Wednesday, June 16, 2010

What This Town Needs Is A Vegan Bakery

A brief detour, today, from the knitting to another household craft.  Background: my grandson has food allergies that include eggs and milk.  This makes him, in effect, a meat-eating vegan.  This also makes the bakery a very dangerous place for him.  Enter my heroines, the authors of Vegan Cupcakes Take Over the World and Vegan Cookies Invade Your Cookie Jar.  I've lately become so enamored of the cookies that I've wished somebody would start up a vegan bakery in Anchorage. (I can't do it myself. I just don't have time, energy, or desire for yet another career. Sorry.)

But on to the cookies!  The recipes are so good I probably will make my way through them all eventually.  Right now we're deep into the chocolate ones because the Grandboy adores chocolate, and he adores it so much that he picks chocolate chip cookies apart and only eats the chips.  You can imagine how long that takes and how messy it is, right?  Better to make them chocolate all the way through.

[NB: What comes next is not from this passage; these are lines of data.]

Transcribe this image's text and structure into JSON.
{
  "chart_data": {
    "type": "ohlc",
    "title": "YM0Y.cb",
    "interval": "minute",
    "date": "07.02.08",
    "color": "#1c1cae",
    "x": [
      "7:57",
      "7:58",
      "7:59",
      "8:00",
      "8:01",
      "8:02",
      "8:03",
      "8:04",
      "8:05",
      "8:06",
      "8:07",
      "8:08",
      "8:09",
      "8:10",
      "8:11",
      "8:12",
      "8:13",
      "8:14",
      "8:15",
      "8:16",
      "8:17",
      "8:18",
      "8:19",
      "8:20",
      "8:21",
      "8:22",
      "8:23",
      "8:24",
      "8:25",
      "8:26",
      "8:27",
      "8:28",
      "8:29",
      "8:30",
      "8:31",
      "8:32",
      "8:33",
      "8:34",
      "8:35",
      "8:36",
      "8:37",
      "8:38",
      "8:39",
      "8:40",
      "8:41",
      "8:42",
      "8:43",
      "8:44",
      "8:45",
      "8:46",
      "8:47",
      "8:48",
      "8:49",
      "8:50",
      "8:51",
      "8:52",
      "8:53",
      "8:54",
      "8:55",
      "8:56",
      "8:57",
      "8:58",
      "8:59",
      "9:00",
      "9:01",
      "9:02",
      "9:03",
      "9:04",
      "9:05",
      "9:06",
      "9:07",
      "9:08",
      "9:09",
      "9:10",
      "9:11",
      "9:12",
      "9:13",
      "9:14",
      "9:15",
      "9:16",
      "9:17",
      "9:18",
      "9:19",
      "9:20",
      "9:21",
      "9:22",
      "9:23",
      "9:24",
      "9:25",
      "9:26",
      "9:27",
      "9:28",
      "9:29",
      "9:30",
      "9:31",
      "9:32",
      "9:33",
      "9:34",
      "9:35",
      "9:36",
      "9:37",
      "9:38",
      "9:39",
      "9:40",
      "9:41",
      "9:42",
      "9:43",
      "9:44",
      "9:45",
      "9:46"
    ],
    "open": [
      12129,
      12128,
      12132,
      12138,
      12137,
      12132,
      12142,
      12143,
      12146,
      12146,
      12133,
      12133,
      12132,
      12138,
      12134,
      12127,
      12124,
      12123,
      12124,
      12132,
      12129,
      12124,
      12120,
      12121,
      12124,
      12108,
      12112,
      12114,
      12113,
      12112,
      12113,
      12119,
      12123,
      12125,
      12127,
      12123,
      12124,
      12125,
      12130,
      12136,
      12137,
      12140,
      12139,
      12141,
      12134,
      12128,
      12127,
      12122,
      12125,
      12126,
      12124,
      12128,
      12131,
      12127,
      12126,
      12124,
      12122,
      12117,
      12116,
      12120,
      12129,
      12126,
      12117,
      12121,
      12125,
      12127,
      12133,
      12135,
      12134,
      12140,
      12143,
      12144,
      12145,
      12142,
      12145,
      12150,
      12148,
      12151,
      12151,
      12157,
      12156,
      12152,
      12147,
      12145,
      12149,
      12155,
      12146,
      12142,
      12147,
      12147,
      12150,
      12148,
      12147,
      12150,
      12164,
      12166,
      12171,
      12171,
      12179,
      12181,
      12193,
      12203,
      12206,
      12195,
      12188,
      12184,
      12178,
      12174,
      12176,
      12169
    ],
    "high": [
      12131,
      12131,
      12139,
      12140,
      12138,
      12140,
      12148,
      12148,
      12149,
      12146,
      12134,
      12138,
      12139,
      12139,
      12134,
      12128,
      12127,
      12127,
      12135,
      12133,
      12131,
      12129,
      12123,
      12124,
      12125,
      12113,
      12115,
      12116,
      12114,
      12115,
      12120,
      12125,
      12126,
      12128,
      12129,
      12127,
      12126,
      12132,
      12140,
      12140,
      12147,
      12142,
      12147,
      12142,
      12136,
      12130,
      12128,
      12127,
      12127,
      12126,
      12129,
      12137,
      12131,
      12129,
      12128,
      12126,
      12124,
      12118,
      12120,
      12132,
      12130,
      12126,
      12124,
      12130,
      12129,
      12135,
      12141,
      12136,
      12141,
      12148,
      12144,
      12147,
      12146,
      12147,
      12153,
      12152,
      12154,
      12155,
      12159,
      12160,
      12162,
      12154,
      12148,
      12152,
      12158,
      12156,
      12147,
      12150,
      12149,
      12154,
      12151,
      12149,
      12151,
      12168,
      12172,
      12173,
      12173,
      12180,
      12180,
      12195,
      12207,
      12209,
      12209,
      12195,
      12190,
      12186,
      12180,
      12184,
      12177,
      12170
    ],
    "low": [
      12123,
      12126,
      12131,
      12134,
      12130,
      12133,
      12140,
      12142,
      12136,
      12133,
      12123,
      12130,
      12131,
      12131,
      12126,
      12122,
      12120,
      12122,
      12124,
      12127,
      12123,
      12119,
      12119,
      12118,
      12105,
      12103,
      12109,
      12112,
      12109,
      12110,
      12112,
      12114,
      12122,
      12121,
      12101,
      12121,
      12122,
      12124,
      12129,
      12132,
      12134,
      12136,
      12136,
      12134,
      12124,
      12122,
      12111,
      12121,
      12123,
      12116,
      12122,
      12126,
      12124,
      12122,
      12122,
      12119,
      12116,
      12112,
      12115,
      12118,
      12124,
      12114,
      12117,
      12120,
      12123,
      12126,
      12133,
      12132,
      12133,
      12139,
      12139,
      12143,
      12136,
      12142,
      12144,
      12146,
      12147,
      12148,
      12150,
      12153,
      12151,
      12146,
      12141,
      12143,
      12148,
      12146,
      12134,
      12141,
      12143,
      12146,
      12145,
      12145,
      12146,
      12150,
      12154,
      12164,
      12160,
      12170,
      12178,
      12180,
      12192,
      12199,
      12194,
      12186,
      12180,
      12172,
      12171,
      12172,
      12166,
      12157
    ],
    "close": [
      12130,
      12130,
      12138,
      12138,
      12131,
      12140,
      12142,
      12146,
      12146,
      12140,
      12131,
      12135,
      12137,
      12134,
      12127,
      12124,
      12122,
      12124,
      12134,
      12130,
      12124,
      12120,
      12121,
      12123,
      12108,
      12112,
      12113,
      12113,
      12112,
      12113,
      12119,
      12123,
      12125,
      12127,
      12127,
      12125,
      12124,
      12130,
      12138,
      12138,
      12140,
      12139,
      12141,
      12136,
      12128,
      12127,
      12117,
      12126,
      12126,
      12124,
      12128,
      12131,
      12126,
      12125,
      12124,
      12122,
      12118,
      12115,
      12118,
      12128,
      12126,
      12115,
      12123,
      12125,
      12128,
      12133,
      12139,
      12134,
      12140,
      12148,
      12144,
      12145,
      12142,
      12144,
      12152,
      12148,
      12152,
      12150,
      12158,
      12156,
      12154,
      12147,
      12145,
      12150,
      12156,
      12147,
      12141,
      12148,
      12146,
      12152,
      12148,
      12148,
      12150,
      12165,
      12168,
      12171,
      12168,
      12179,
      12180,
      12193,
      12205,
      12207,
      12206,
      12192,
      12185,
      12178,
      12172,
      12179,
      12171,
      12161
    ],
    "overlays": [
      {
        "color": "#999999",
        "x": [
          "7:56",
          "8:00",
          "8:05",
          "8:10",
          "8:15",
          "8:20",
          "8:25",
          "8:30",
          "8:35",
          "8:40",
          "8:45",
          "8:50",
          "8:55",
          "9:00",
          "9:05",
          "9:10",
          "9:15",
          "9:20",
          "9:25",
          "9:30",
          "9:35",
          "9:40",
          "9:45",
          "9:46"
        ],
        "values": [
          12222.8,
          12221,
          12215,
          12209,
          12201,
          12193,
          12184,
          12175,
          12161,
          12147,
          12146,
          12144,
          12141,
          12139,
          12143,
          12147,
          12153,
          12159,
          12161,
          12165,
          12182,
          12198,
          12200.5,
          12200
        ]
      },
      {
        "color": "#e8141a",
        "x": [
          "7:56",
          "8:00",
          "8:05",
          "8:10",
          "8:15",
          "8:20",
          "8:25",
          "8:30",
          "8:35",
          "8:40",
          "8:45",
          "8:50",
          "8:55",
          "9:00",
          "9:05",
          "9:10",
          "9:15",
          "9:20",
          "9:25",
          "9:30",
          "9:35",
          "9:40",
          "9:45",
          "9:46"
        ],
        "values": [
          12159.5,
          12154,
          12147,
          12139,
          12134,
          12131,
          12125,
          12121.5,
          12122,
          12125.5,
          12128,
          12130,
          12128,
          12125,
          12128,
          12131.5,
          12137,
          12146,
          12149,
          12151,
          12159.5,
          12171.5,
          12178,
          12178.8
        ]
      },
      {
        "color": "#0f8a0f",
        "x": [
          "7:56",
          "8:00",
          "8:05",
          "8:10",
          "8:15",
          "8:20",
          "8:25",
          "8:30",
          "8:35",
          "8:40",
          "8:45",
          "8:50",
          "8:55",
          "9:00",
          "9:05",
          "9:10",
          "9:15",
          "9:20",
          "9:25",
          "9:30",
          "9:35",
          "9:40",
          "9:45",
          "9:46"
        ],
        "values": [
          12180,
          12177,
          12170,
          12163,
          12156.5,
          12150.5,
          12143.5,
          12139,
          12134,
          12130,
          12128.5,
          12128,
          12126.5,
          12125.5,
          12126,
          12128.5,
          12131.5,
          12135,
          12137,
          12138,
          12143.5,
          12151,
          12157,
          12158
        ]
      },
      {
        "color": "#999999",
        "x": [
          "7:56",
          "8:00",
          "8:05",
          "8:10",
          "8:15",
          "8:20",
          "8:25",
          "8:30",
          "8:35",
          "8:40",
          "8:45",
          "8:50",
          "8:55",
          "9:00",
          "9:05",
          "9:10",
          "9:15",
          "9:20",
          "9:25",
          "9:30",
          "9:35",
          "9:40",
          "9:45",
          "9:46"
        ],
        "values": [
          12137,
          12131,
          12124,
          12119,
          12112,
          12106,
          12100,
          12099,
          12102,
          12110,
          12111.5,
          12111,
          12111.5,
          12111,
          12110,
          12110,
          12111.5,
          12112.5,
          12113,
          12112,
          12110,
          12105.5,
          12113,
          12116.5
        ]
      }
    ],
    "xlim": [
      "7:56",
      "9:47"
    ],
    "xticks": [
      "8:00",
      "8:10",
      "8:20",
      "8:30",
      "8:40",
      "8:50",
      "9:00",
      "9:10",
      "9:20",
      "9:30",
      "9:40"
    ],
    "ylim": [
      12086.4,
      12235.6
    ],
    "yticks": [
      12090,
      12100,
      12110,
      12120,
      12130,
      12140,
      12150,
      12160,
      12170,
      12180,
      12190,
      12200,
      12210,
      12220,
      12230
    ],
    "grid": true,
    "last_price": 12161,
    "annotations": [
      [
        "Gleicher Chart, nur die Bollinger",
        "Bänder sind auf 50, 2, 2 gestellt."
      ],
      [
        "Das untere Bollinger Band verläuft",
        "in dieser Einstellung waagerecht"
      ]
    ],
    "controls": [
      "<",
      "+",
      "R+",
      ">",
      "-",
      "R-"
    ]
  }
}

But pass the cookies, please, let's have a taste! 


These are Oreo knockoffs.  Cookie nerds would remind you that Oreos are already vegan, but when you make your own at home--WOWEEE!  And you can play around with the filling and make your own variations. I've tried cherry, mint, and peanut butter so far and all work out great.  Making your own also gives you an insight into what fat bombs these guys are.  An incredible amount of shortening and margarine involved here.  All the better for the Grandboy, however, whose doctor has advised calorie-dense foods.

And here are the cute chocolate pretzels and the Mexican snickerdoodles.

The pretzels are sweet; the "salt" is pearl sugar, although any big-grain sugar would do.  The snickerdoodles are cinnamon chocolate.  For adults you could include the little pinch of cayenne--for the kiddo it seemed better to leave it out.  I don't think preschoolers expect their cookies to bite back!

Ooops. I almost forgot. This is a knitting blog, isn't it?  Let's look at some knitting, then:
Up close and personal with the seasilk shawl.  I've got quite a bit more done, see?
Now it's a race against time because I have a serious chance of getting it done for my trip on the 3rd of July.  Done and blocked, that is.  And by the look of it, it's going to have to be, as they say, severely blocked if it's going to be as wide a shawl as its pattern.  That's it.  I've got to get off this computer and KNIT!